Son article a été publié par le London Free Press le 9 juillet 2022 :

La loi canadienne sur l’aide médicale à mourir (AMM) est la législation la plus permissive au monde en matière d’euthanasie et de suicide assisté. Le rapporteur spécial des Nations Unies sur les droits des personnes handicapées, l’expert indépendant des Nations Unies sur la jouissance de tous les droits de l’homme par les personnes âgées et le rapporteur spécial des Nations Unies sur l’extrême pauvreté et les droits de l’homme ont tous averti le gouvernement canadien que la loi sur l’Aide médicale à mourir (AMM) entraînerait des violations des droits de l’homme.

Pourtant, le comité mixte spécial fédéral sur l’AMM étudie et fait des recommandations au gouvernement sur l’élargissement du système, qui a été créé en 2016 et encore élargi en 2021.

Voici quelques exemples récents d’abus de l’AMM sous la loi actuelle, basés sur des informations fournies par des médecins, un patient et des membres de sa famille :

Un homme a été admis à l’hôpital après avoir subi un petit accident vasculaire cérébral affectant son équilibre et sa déglutition. Il se sentait déprimé et isolé en raison d’une épidémie de COVID-19 dans son service. Le neurologue spécialiste des accidents vasculaires cérébraux a prévu qu’il serait capable de manger normalement et de retrouver une grande partie de son équilibre. Le psychiatre a diagnostiqué un trouble de l’adaptation, mais a noté que son pronostic était très bon.

Le patient a alors demandé à bénéficier du programme d’AMM. Aucun de ses évaluateurs d’AMM n’avait d’expertise en matière de réadaptation et de récupération après un AVC. Comme il mangeait temporairement moins, les évaluateurs AMM ont décidé qu’il pouvait mourir tout de suite au lieu d’attendre les 90 jours requis pour les personnes vivant avec un handicap, même s’il n’avait pas de comorbidités terminales. Il a reçu l’AMM la semaine suivante. Cet homme est mort seul et déprimé, avant d’avoir essayé une thérapie appropriée ou d’avoir atteint son niveau de récupération maximal.

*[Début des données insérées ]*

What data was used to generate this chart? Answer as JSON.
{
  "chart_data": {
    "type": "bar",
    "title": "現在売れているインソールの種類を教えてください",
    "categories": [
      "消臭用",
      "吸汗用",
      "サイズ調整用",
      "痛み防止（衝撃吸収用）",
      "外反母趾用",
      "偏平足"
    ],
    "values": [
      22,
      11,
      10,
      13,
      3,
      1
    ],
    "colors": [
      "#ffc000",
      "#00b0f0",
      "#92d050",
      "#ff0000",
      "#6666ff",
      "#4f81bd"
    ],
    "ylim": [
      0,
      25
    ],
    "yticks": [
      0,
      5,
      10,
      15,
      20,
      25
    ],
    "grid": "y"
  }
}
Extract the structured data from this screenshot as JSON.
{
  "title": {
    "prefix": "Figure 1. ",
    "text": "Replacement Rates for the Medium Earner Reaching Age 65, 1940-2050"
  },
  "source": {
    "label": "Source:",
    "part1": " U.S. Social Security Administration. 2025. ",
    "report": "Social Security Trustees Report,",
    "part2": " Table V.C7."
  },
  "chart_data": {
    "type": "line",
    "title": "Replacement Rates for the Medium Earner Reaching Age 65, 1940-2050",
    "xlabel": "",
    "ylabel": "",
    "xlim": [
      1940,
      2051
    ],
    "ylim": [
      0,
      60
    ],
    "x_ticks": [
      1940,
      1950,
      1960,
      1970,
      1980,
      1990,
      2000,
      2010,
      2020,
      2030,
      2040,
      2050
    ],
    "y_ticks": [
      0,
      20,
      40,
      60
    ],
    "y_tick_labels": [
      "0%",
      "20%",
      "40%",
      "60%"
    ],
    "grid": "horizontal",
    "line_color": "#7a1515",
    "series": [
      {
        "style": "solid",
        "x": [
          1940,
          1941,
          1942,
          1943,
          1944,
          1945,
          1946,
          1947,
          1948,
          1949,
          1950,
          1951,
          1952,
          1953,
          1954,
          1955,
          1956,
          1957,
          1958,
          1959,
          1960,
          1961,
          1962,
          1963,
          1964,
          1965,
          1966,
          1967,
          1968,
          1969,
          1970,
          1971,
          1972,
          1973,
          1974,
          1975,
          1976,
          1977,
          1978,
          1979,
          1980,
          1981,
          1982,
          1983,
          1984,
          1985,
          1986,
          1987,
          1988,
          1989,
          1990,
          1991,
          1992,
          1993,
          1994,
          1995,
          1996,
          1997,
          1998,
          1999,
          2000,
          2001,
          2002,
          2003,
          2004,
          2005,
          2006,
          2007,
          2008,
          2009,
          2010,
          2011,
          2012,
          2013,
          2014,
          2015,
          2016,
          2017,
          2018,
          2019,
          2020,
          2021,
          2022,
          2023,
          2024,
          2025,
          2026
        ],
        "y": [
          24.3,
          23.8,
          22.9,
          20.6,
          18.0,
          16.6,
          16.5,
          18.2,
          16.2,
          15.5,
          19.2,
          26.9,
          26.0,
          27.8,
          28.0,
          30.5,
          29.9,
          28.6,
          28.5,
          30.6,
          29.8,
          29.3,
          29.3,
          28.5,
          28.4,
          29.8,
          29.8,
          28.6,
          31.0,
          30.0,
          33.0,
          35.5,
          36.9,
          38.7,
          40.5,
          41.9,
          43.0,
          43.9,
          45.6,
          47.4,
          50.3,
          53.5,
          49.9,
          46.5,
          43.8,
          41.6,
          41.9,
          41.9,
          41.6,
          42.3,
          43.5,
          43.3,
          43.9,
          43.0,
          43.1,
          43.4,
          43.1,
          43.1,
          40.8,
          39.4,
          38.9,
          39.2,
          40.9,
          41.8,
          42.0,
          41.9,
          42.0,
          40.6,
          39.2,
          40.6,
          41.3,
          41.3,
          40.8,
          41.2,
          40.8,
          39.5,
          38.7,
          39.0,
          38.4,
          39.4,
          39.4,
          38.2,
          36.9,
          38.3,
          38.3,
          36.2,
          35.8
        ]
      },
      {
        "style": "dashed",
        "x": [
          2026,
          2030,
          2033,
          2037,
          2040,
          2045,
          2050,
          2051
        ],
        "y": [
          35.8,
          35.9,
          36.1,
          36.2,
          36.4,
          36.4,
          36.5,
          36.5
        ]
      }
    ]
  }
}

Un veuf de 71 ans a été admis dans un hôpital du sud-ouest de l’Ontario après une chute. Sa famille affirme que pendant son admission, il a contracté une maladie diarrhéique infectieuse. Il a été humilié par le personnel à cause de l’odeur de sa chambre, selon sa famille. Il a développé un nouvel essoufflement qui n’a pas été évalué de manière exhaustive. Dans ce contexte, un membre de l’équipe de l’hôpital a suggéré qu’il pourrait bénéficier de l’AMM. L’équipe a déclaré qu’il était atteint d’une bronchopneumopathie chronique obstructive (BPCO) en phase terminale. Le patient a été surpris par le diagnostic, mais a fait confiance à l’équipe.